You cannot just read; you must do
This offering is a concise, well-written book that contains well-documented advice that I have seen in various far-flung sources. The information is gathered together in one accessible read format.
There are lists of things not to eat, and a list of foods, herbs, supplements for each type of problem covered.
The author doesn’t sugarcoat the consequences of what doing nothing will do to one’s body.
I received a free ARC copy and am glad I did. This book needs to be handy for grocery and pharmacy shopping.
Short and to the point. It covers diabetes, hypertension, and arthritis. Good information.
Interesting book with important information.

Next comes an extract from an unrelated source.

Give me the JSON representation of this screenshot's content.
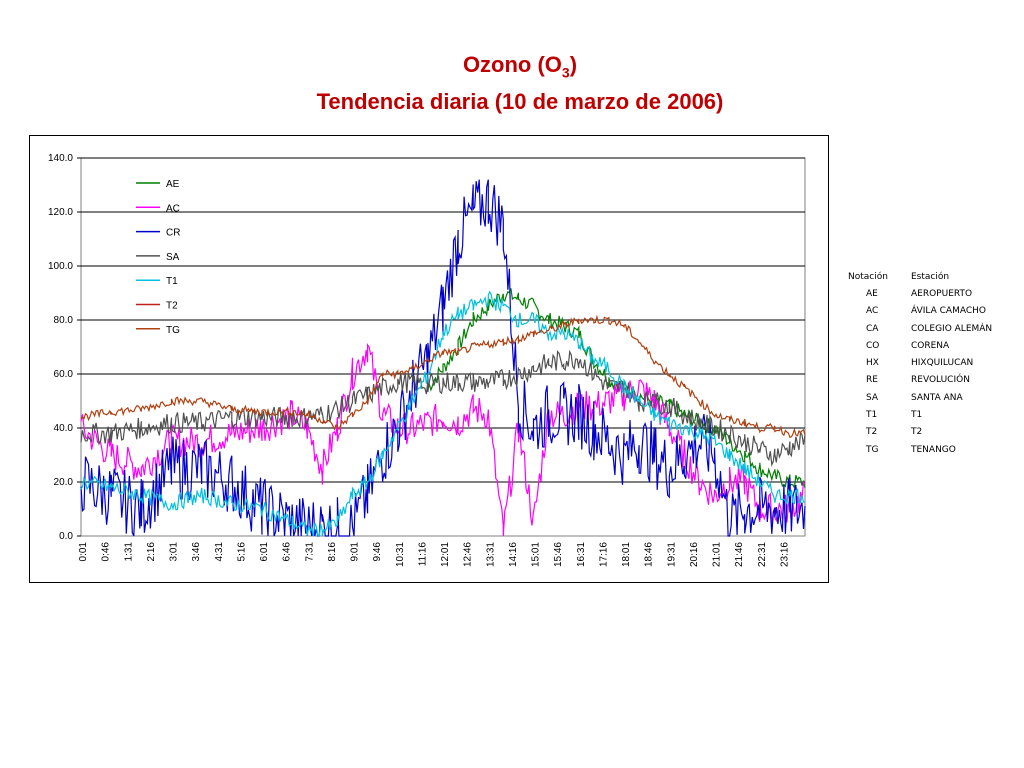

Eat to Prevent and Control Disease: is a very comprehensive book about how eating or not eating certain things can affect your health, even cure it and how to prevent some diseases. There are many tops in how superfoods help you regain health from diseases. There are also useful recipes in the book. It is extensively described how certain foods work to the advantage or disadvantage of a certain condition or disease. It also explains very clearly how to boost the immune system. There is a lot of information in this book and it is extensively discussed what superfoods are and and and how you can best use them and for what. A nice book to have for people who want to improve their health with healthy food, I will certainly use some tips
i feel like this came at the proper time, I have been having a whole bunch of issues and you get to that frustrating point of what else, and how am I going to deal with this, and I hate taking more drugs, so as i mentioned at the proper time.
I received a free copy of this book via Booksprout and am voluntarily leaving a review.
As an RN, I Don’t Quite Agree
Written by a pharmacist, this book has a unique perspective on what to eat to prevent and control what she sees as the three big chronic diseases that can be preventable through diet and lifestyle change: diabetes, hypertension, and arthritis. As she is a pharmacist, she spent a fair amount of time talking about medications both in the introductory section as well as the chapters specifically on the diseases. The introductory section attempts to bust some myths about both medication and nutrition in disease prevention and control. I am a nurse and have been diabetic for 22 years. I found myself disagreeing with this author in many places, both in the general discussion as well as in the specific ones about the diseases. I don’t necessarily buy that one has to eat certain specific superfoods every day to remain disease free (and I don’t see cow’s milk as being a superfood!). In general, I think we’re healthier if we choose natural, unprocessed options for protein, carbohydrates, and fat. Foods that give you more bang for your nutritional buck are fine but not the only important thing in diet. I actually vigorously disagreed with some of the statements in the diabetes sections. The connections to some foods mentioned, whether eat or not eat, are tenuous at best or up for debate. For instance, a whole set of American doctors (e.g., Neil Barnard, John MacDougall, etc.) who firmly believe that starchy foods are completely fine for everyone, including diabetics or anyone concerned about becoming one. So, while I appreciated some aspects of this book, I disagreed with a lot of it because of my own clinical and personal experience and research. As with anything about disease and health, take it with a grain of salt as one person’s perspective but do your own research.
I received a free copy of this book, but that did not affect my review.